I've been tracking down a problem with ibrowser being extremely slow for me
(it took 64 sec to load
http://www.reactos.org). It turns out to be a
problem associated with the loopback interface. The attached test program
(gcc -o loop.exe loop.c -lws2_32) is the minimum test program to demonstrate
the problem. It occurs when you send a small amount of data over the
loopback interface when there is no pending recv (so you send, then start a
recv for the data, then another send, then another recv, no recv waiting
while you send).
Sequence of events:
- Start first send
- TCP/IP stack queues the data at the receiving end
- First send returns
- Start first recv
- Queued data is retrieved, but it is determined that there's plenty of
space in the TCP window left, so there is no ACK sent back
- First recv returns
- Start second send
- tcp_output determines that the connection is not idle (there is some
un-ACKed data) and queues the data at the sending end
- Second send returns
- Start second recv
- Since there is no data waiting at the receiving end, recv just sits there
- An internal timer with a period of 2.5 sec expires
- The timer proc notices that there is an ACK pending
- ACK is sent back to the sending end
- Sending end determines connection is idle now and sends the queued data to
the receiving end
- Timer proc terminates and reschedules itself
- Data has now arrived at the receiving end and can be retrieved by the
waiting recv.

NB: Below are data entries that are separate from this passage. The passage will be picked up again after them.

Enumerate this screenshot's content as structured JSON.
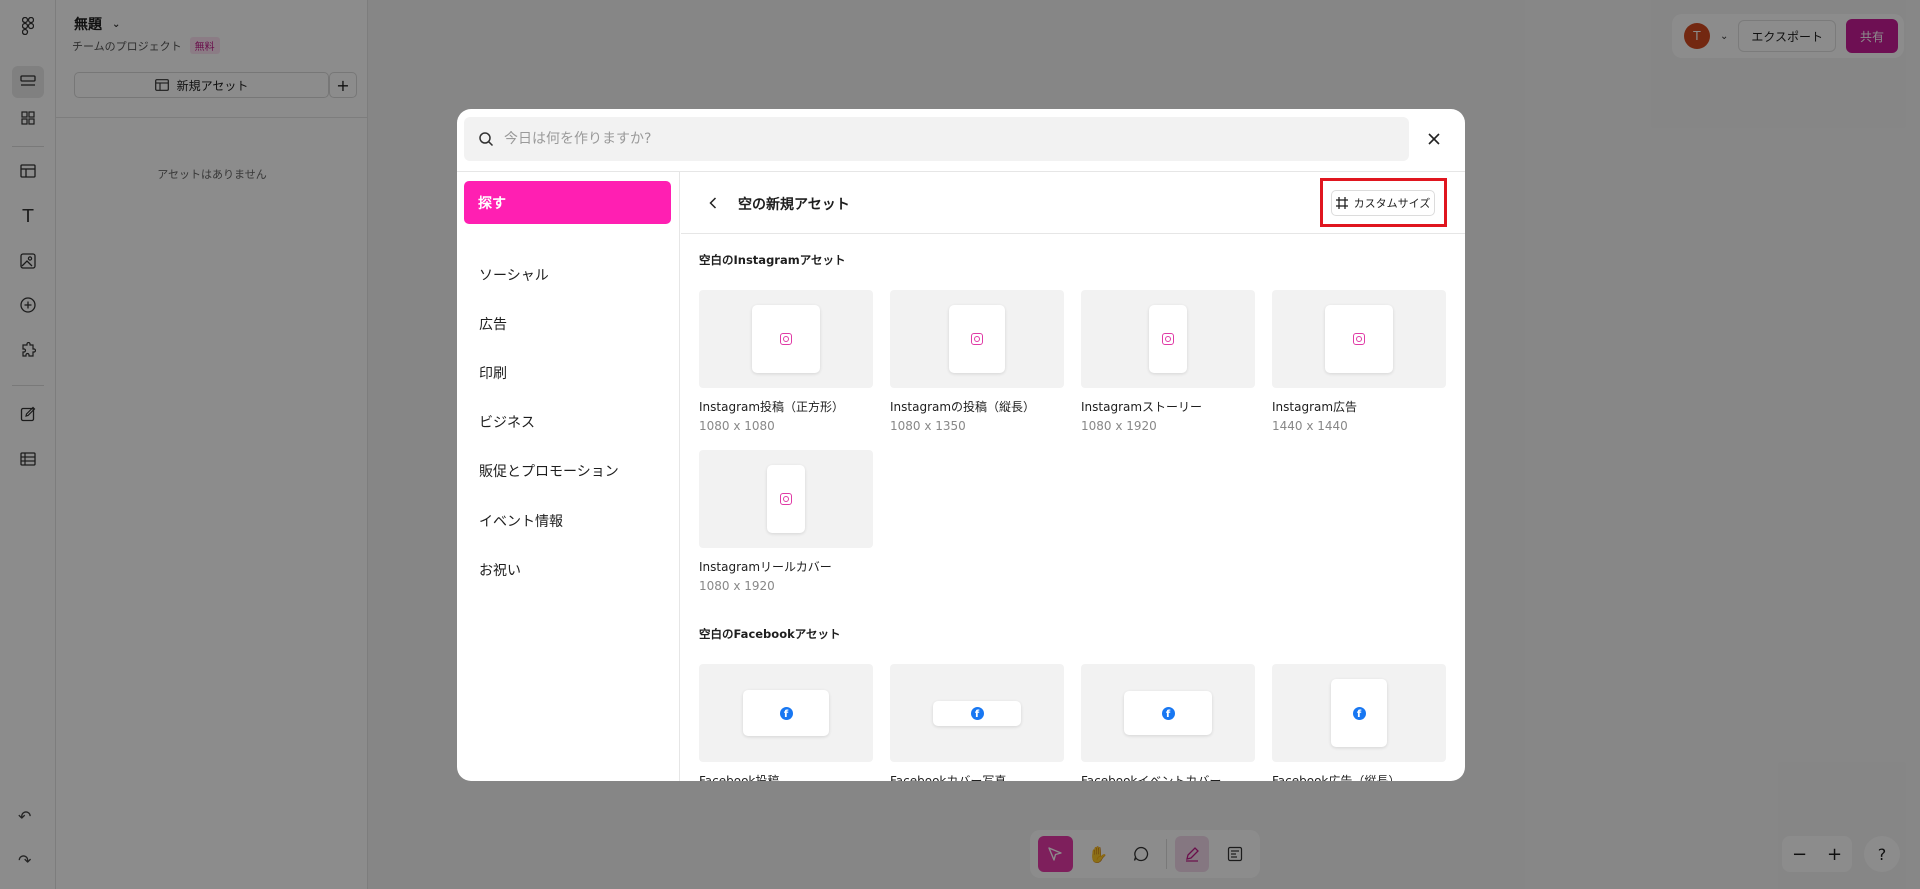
{
  "app": {
    "file_title": "無題",
    "project_label": "チームのプロジェクト",
    "plan_badge": "無料",
    "new_asset_label": "新規アセット",
    "no_assets_text": "アセットはありません",
    "avatar_initial": "T",
    "export_label": "エクスポート",
    "share_label": "共有"
  },
  "modal": {
    "search_placeholder": "今日は何を作りますか?",
    "sidebar": {
      "active": "探す",
      "items": [
        "ソーシャル",
        "広告",
        "印刷",
        "ビジネス",
        "販促とプロモーション",
        "イベント情報",
        "お祝い"
      ]
    },
    "header_title": "空の新規アセット",
    "custom_size_label": "カスタムサイズ",
    "sections": [
      {
        "title": "空白のInstagramアセット",
        "cards": [
          {
            "name": "Instagram投稿（正方形）",
            "size": "1080 x 1080"
          },
          {
            "name": "Instagramの投稿（縦長）",
            "size": "1080 x 1350"
          },
          {
            "name": "Instagramストーリー",
            "size": "1080 x 1920"
          },
          {
            "name": "Instagram広告",
            "size": "1440 x 1440"
          },
          {
            "name": "Instagramリールカバー",
            "size": "1080 x 1920"
          }
        ]
      },
      {
        "title": "空白のFacebookアセット",
        "cards": [
          {
            "name": "Facebook投稿",
            "size": ""
          },
          {
            "name": "Facebookカバー写真",
            "size": ""
          },
          {
            "name": "Facebookイベントカバー",
            "size": ""
          },
          {
            "name": "Facebook広告（縦長）",
            "size": ""
          }
        ]
      }
    ]
  },
  "colors": {
    "accent_pink": "#ff1fb2",
    "share_button": "#c81d97",
    "highlight_red": "#e0161f",
    "instagram_icon": "#e03ba6",
    "facebook_icon": "#1877f2"
  },
  "icons": [
    "figma-logo-icon",
    "chevron-down-icon",
    "layers-icon",
    "assets-grid-icon",
    "layout-icon",
    "text-icon",
    "image-icon",
    "add-circle-icon",
    "plugin-icon",
    "edit-icon",
    "table-icon",
    "undo-icon",
    "redo-icon",
    "search-icon",
    "close-icon",
    "back-chevron-icon",
    "frame-icon",
    "instagram-icon",
    "facebook-icon",
    "cursor-icon",
    "hand-icon",
    "comment-icon",
    "draw-icon",
    "dev-mode-icon",
    "zoom-out-icon",
    "zoom-in-icon",
    "help-icon"
  ]
}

Again no ACK is sent back
- Second recv returns
- Third send starts, queues its data at sending end and returns
- Third recv starts, has to wait 2.5 sec for the internal timer to timeout
and then returns
- etc.
Although I understand what's wrong, I have a bit of difficulty trying to
figure out how to fix it. Attached is a proposed fix, which basically
attacks the problem at the sending end by removing the check if the
connection is idle or not. With that fix the loop.c program works as I
expect and
http://www.reactos.org loads in a much more reasonable 2-3 sec in
ibrowser. The problem that I have with the fix is that it's a change in code
we borrowed from the BSD stack. I can hardly imagine that a piece of
software so heavily used as the BSD stack would have such a fundamental
problem.
Any thoughts?
GvG